Segundo informa o jornal “O País”, no terreno, os técnicos da Direcção Nacional de Hidrocarbonetos e combustíveis fizeram medições nos tanques e confrontaram os gestores….Depois exigiram provas documentais, a porta fechada…
E a constatação da equipa, chefiada pela Directora Nacional de Hidrocarbonetos e Combustíveis, Felisbela Conhete foi imediata.
“Não, não, não. Não há crise de combustível porque nós temos combustível. O combustível está lá nos portos”, disse o responsável citado na publicação.
“Há um comportamento anormal nas bombas. Embora exista combustível nos tanques, este combustível aparentemente não está a chegar às bombas. Então, nós constituímos equipes, estamos a trabalhar na cidade de Maputo, na Matola também, são várias equipes para, de facto, aferir se aquilo que os retalhistas requisitaram está a chegar efectivamente às bombas”, detalhou.

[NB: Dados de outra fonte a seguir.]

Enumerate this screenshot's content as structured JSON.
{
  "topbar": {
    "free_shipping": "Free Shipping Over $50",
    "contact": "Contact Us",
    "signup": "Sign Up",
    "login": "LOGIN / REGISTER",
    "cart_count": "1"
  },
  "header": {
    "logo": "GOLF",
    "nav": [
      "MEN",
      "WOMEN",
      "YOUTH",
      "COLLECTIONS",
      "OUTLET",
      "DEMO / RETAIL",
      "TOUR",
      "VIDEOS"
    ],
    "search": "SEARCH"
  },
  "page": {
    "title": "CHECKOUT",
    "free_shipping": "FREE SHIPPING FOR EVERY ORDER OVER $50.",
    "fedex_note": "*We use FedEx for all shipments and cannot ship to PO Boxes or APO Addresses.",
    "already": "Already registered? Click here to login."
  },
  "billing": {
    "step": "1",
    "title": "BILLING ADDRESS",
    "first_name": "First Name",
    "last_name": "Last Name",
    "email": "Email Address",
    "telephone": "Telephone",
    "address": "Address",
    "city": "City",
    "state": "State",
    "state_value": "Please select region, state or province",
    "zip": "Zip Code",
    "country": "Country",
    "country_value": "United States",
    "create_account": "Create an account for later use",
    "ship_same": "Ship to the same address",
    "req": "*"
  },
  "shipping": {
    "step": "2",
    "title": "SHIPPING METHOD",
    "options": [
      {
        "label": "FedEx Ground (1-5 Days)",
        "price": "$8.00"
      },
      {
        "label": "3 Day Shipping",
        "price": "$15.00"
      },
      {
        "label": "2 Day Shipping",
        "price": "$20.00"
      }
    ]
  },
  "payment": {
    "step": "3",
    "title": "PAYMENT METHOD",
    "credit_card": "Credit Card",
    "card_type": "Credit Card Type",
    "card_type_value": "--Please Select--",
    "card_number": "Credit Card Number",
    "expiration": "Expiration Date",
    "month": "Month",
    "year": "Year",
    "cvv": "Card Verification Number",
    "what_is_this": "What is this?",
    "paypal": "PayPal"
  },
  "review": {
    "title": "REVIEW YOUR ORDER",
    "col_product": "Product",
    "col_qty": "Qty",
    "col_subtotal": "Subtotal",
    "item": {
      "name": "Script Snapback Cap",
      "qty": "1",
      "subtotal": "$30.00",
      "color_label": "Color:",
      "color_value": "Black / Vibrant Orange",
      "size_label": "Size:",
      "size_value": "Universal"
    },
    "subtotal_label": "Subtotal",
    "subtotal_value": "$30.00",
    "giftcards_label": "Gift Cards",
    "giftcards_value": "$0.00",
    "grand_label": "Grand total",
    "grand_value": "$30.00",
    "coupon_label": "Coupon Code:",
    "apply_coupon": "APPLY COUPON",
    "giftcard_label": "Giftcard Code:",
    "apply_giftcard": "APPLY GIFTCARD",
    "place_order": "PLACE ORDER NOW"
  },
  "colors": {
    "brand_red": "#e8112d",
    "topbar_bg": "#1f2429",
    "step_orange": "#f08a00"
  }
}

E não parou por aí. Disse que a crise é provocada pelos distribuidores e prometeu mão dura.
“Há combustível no porto da Matola, que é o porto que distribui, então não pode haver escassez de combustível. Nós queremos agora perceber o que está a acontecer na cadeia de distribuição deste combustível. Nesta bomba, nós constatamos que há algumas discrepâncias entre aquilo que foi requisitado e aquilo que efectivamente chegou às bombas”, disse.
Já tomamos nota, já também temos o registro, temos conhecimento de quem é a distribuidora que abastece nesta bomba e vamos interagir com esta distribuidora, vamos atuar para saber porque é que realmente não está a fazer a entrega do combustível”.
Ainda de acordo com a publicação que temos estado a citar, a gestora reitera que a situação é criada, por alguma razão ainda desconhecida, durante a cadeia de distribuição, no caso, pelos distribuidores, cuja actividade é por eles licenciada.
“Não faz sentido essas filas que nós vamos assistir, porque o combustível saiu. Então, o nosso trabalho é encontrar esse nó de estrangulamento, e nós devemos encontrar, porque todos esses são nossos operadores e seremos implacáveis”, declarou.
Entre as preocupações, está a limitação da quantidade de combustível a abastecer em cada posto. Conhete condena o acto, mas reconhece a sua prática e as suas razões.
“Eles estão a receber as menores quantidades em relação àquilo que têm estado a requisitar e, por essa razão, eles acham que é melhor reduzir aquilo que é os abastecimentos, por forma a poder abastecer a todos”, disse.
“Então, é uma iniciativa dos próprios gestores, não é uma instrução governamental. Nós achamos que isto se corrige se eles puderem receber aquilo que efectivamente estão a requisitar. Então, o nosso esforço aqui é desbloquear esse nó de estrangulamento na cadeia de distribuição, nós temos que desbloquear isso”, acrescentou.